Isolated extensor digitorum longus muscles from old mdx dystrophic mice show little force recovery 120 minutes after eccentric damage

Abstract

Duchenne muscular dystrophy is characterized by progressive wasting and cycles of regeneration in skeletal muscle. Our laboratory work suggests, branched fibres, could be responsible for the terminal phase of muscle damage in old (58–112 weeks) dystrophic mice. A recent study in 12 week old dystrophic mice reported that the majority of force loss produced by a series of eccentric contractions (EC) in extensor digitorum longus (EDL) muscles recovers (65%) within 120 minutes, concluding this is incompatible with the assumption that EC force loss is due to mechanical damage.The aim of this project was to assess the recovery post EC damage in adult (~16 weeks) and old (~88 weeks) dystrophic muscles.
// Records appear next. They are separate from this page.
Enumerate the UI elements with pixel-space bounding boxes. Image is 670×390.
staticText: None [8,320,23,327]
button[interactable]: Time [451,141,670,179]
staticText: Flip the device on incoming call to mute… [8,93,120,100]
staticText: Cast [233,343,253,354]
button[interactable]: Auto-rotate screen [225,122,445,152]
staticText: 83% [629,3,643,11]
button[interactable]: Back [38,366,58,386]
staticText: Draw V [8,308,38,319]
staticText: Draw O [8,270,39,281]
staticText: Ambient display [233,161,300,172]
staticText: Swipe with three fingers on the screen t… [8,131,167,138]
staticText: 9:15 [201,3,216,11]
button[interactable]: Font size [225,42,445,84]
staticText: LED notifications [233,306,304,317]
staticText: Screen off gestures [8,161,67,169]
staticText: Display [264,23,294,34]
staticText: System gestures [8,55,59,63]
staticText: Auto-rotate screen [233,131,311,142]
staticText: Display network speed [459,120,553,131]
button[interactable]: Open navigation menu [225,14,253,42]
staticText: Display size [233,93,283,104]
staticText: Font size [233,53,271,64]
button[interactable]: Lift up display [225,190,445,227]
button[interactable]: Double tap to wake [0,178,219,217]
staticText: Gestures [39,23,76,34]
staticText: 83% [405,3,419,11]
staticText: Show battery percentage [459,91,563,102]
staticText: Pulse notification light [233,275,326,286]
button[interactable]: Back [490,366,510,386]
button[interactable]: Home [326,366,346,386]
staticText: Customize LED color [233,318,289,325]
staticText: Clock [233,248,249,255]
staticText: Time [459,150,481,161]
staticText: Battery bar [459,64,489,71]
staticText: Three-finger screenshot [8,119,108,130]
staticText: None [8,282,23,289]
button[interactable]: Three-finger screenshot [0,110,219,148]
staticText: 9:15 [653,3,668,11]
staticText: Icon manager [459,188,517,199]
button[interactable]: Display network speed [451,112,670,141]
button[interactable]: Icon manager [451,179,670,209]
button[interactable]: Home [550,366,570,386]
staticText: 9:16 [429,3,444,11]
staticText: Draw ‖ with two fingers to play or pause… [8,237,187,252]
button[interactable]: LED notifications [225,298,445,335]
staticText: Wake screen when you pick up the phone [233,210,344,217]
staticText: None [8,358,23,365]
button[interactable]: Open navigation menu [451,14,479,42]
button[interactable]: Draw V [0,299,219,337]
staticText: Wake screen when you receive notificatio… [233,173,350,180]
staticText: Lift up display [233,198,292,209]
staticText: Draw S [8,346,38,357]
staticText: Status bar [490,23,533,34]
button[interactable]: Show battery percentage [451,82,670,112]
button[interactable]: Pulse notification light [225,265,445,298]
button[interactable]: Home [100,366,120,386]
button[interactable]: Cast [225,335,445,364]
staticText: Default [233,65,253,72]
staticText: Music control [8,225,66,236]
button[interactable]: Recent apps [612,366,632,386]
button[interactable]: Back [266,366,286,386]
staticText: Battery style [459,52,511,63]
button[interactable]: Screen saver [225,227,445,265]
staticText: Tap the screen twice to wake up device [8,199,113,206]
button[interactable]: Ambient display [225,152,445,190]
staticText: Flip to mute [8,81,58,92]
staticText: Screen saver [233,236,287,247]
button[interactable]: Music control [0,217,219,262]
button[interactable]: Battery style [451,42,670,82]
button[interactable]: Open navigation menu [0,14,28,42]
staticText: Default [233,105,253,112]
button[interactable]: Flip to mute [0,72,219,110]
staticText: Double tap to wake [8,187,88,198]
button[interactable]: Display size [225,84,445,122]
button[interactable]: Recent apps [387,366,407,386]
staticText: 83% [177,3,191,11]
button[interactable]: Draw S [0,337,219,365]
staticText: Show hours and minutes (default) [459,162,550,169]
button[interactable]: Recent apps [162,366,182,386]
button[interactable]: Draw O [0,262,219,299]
Male mdx mice and littermate controls were euthanized, EDL muscles dissected from the hind limbs and maintained in Krebs solution at room temperature. The muscles were maximally stimulated, and a series of 6× EC performed to assess force loss. Muscles were left to rest for up to 120 minutes whilst measuring recovery. Single muscle fibres were isolated enzymatically to assess the degree of fibre branching.Our findings replicated force recovery in young mdx mice with simple fibre branches. However, minimal recovery (~23%) in muscles of 88 week old mdx mice at 120 minutes post EC was observed. This data supports our “tipping point” hypothesis and shows a distinct pathophysiology in aged mdx mice with EC force loss due to acute fibre rupture at branch nodes that occurs in “old” dystrophic EDL muscles with >70% complex branched fibres. These findings have important implications for pre‐clinical drug studies that use protection from EC damage in young mdx mice as a marker for drug efficacy.A better understanding of the pathology of muscle damage in the mdx mice will improve our ability to test and interpret pre‐clinical drug studies using this model.